Magical things happen when publishers rise to the challenge of staying relevant in the face of electronic publishing. Take T-Post, for example:
Do I look Illegal? An issue of T-Post Magazine
The magazine is a T-shirt! This is one of those Damn, I wish I’d thought of that! ideas. Of course there have been t-shirt subscription services before, but this is the first time I’ve seen the idea spun this way. The t-shirt accompanies an article, so the shirt actually serves as an editorial illustration. From their website:
More than just a fashion piece, T-post uses great design as a subversive tool to instigate meaningful thought, conversation, and action.
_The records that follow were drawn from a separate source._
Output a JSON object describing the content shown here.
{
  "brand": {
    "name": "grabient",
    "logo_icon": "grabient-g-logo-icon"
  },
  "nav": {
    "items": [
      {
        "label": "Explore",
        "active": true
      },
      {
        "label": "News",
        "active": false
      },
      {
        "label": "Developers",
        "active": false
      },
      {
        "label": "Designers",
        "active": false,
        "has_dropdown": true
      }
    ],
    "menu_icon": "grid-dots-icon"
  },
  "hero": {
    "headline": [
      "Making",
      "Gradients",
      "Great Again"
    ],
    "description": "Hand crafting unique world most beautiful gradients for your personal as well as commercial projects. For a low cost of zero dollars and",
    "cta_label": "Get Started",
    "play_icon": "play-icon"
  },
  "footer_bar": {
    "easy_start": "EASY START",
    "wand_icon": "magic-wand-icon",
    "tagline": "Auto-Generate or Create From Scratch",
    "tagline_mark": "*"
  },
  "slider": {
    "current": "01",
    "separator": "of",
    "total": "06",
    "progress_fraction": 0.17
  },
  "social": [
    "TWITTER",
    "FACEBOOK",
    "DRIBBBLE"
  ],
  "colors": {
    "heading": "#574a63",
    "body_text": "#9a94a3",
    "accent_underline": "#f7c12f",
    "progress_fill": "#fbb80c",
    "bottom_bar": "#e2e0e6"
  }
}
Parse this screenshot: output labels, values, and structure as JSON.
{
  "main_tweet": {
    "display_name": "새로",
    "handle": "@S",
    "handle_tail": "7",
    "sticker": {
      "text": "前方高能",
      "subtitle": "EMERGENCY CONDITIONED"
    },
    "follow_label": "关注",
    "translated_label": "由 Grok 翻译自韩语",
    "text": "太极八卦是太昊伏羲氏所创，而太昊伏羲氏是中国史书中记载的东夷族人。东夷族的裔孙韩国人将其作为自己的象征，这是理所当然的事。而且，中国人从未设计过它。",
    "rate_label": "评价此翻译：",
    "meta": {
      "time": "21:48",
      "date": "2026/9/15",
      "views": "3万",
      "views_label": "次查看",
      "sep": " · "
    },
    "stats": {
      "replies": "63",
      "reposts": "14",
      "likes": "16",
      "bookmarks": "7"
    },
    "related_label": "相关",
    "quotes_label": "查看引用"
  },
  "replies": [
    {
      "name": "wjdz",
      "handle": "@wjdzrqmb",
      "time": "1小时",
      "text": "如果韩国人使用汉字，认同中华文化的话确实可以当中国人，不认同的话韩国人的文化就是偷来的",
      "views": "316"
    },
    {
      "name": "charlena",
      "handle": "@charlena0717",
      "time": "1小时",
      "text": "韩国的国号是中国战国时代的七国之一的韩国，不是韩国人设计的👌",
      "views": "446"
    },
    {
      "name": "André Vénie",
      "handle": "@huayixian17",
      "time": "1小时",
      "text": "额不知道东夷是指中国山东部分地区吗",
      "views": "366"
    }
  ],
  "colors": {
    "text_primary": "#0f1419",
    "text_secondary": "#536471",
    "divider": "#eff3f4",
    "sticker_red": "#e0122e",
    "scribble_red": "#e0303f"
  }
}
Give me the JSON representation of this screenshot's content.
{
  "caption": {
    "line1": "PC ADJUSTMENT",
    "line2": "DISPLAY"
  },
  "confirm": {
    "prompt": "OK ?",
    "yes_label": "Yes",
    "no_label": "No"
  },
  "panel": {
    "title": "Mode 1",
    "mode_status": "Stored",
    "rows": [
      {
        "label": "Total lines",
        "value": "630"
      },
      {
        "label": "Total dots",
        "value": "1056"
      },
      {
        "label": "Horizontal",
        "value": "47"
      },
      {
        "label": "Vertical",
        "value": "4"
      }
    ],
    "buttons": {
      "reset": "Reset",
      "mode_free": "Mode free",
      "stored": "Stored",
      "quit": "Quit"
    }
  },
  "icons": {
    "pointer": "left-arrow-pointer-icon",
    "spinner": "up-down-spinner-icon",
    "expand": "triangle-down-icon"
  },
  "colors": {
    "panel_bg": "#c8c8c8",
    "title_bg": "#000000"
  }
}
It’s a communication experiment that typically begins with a compliment like ”Nice t-shirt” and continues with the wearer explaining the interesting news story behind the design.
I love their spin on this commonplace object, and how the wearer becomes an integral part of the piece itself.
La Lata takes an idea from Fluxus and presents itself as a can of art objects. It breaks free of what can be expressed within the limits of bound paper to what can be contained within a can. Just look at this wonderfulness:
Contents of an issue of La Lata
Media purveyed in a can is actually something we’ve been planning on doing for some time. It’s in our DNA. If America’s lima bean craze hadn’t ended, Jess might be heir to the Brakeley Canning Company fortune:
Jess' ancestors ran the Brakeley Canning Company, which one day we'll resurrect!
One day we’ll do a series of canned art products as the Brakeley Canning Company to make sure the name lives on.
So Callithump! is really just part of a larger trend! If we’re successful, the so-called “death of print” could actually lead to a much richer physical media environment.